Every estate plan is not going to be identical to the next one. This is one of the problems with do-it-yourself estate planning downloads and worksheets. The idea is that you can simply download generic documents online and fill in the blanks. You then have a comprehensive estate plan, and there is no need for any further action.
If you were to go this route you would probably create a Last Will and Testament. Let’s examine what might happen if you use a Last Will to leave behind assets to a family member who has a disability.
Government Benefit Eligibility
People who have disabilities often rely on Medicaid to pay for costly care and treatment. Many of them also receive Supplemental Security Income to provide some ongoing financial assistance.
It can cost millions of dollars to provide the care and treatment that is needed over a lifetime depending on the situation in question. A loss of these benefits could be catastrophic.
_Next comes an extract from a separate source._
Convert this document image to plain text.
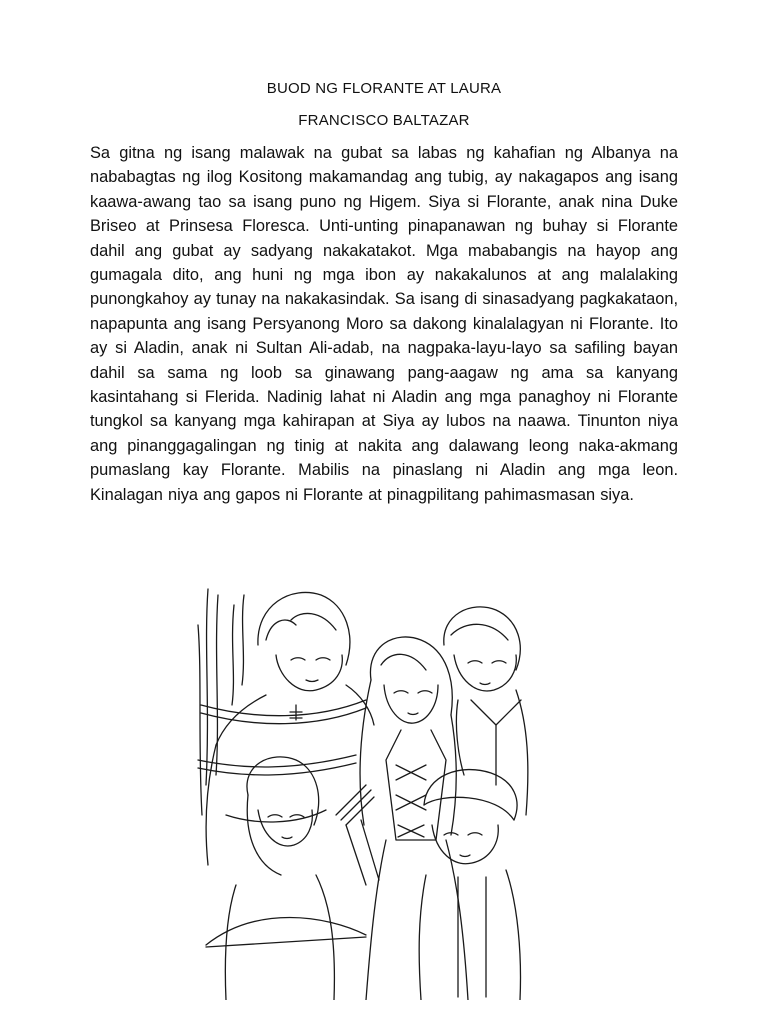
BUOD NG FLORANTE AT LAURA
FRANCISCO BALTAZAR

Sa gitna ng isang malawak na gubat sa labas ng kahafian ng Albanya na nababagtas ng ilog Kositong makamandag ang tubig, ay nakagapos ang isang kaawa-awang tao sa isang puno ng Higem. Siya si Florante, anak nina Duke Briseo at Prinsesa Floresca. Unti-unting pinapanawan ng buhay si Florante dahil ang gubat ay sadyang nakakatakot. Mga mababangis na hayop ang gumagala dito, ang huni ng mga ibon ay nakakalunos at ang malalaking punongkahoy ay tunay na nakakasindak. Sa isang di sinasadyang pagkakataon, napapunta ang isang Persyanong Moro sa dakong kinalalagyan ni Florante. Ito ay si Aladin, anak ni Sultan Ali-adab, na nagpaka-layu-layo sa safiling bayan dahil sa sama ng loob sa ginawang pang-aagaw ng ama sa kanyang kasintahang si Flerida. Nadinig lahat ni Aladin ang mga panaghoy ni Florante tungkol sa kanyang mga kahirapan at Siya ay lubos na naawa. Tinunton niya ang pinanggagalingan ng tinig at nakita ang dalawang leong naka-akmang pumaslang kay Florante. Mabilis na pinaslang ni Aladin ang mga leon. Kinalagan niya ang gapos ni Florante at pinagpilitang pahimasmasan siya.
Let’s get back to the Last Will that you created online with good intentions. If you name someone with a disability in your Last Will, this person is going to receive a direct inheritance. His or her financial profile is going to suddenly improve.
To be able to qualify for Medicaid coverage, your countable assets cannot exceed $2,000. As a result, this inheritance could suddenly render the disabled recipient ineligible for much-needed government benefits.
What’s the Solution?
The solution would be to set aside assets for the benefit of someone with special needs through the creation of a special needs or supplemental trust.
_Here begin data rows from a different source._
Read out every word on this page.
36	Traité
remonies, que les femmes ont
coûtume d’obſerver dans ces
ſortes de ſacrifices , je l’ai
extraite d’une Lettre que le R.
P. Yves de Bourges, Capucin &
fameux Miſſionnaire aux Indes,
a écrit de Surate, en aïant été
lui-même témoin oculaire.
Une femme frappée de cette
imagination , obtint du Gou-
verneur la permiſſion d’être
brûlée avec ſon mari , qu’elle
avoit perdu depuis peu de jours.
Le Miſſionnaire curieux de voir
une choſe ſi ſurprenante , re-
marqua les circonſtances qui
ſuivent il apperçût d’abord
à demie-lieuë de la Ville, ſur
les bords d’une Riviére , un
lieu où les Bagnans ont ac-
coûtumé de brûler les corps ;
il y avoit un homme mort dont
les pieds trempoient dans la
When you create a special needs trust you name a trustee. This can be someone that you know, but it can also be a professional fiduciary.
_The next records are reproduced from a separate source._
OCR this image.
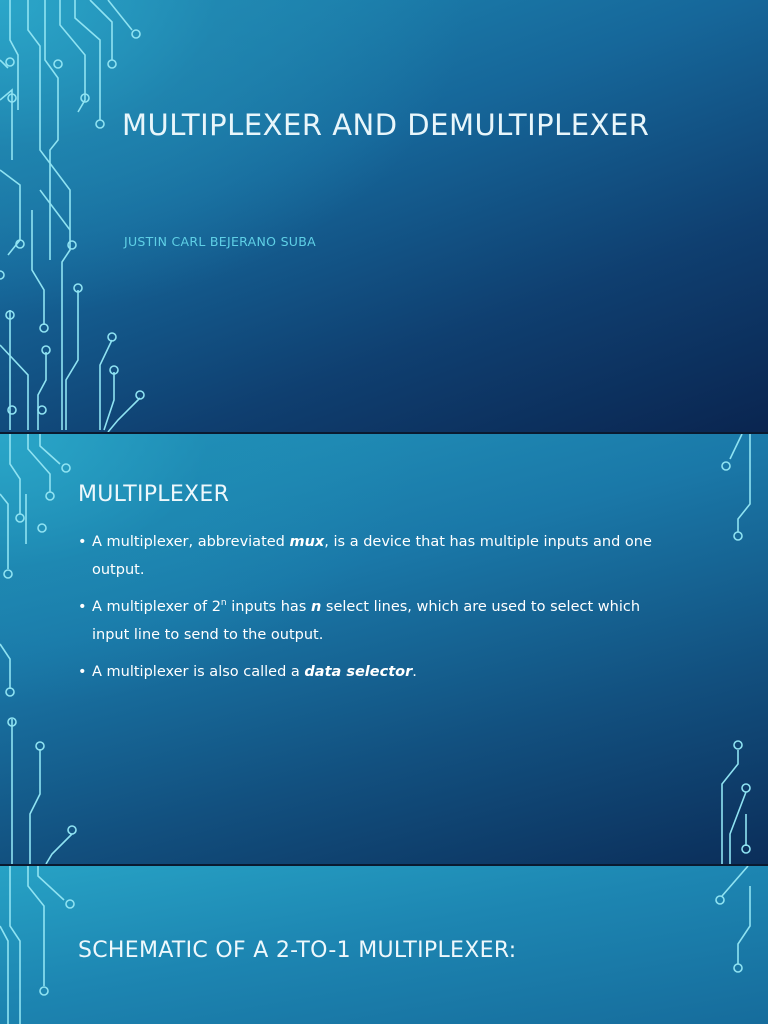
MULTIPLEXER AND DEMULTIPLEXER
JUSTIN CARL BEJERANO SUBA
MULTIPLEXER
• A multiplexer, abbreviated mux, is a device that has multiple inputs and one output.
• A multiplexer of 2$^n$ inputs has n select lines, which are used to select which input line to send to the output.
• A multiplexer is also called a data selector.
SCHEMATIC OF A 2-TO-1 MULTIPLEXER:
Under the rules of these government programs, the trustee could utilize resources in ways that benefit the person with a disability. However, the nature of these expenditures would not jeopardize eligibility for Medicaid and Supplemental Security Income.
Special Needs Trust in Oklahoma City: How Much Does It Cost?
One of the reasons why people sometimes try to use online downloads to create legal documents is because they are afraid of the legal costs that they would incur if they do things right.
When it comes to the creation of a special needs trust, indeed, there will be some legal costs involved. However, imagine the cost of losing the disability benefits. These losses would dwarf any legal expenses that are incurred creating a special needs trust.
If you are in a position to leave behind assets to someone who has a disability, you are probably in a financial position to be able to do it properly. It is very unlikely that the legal costs would be prohibitive.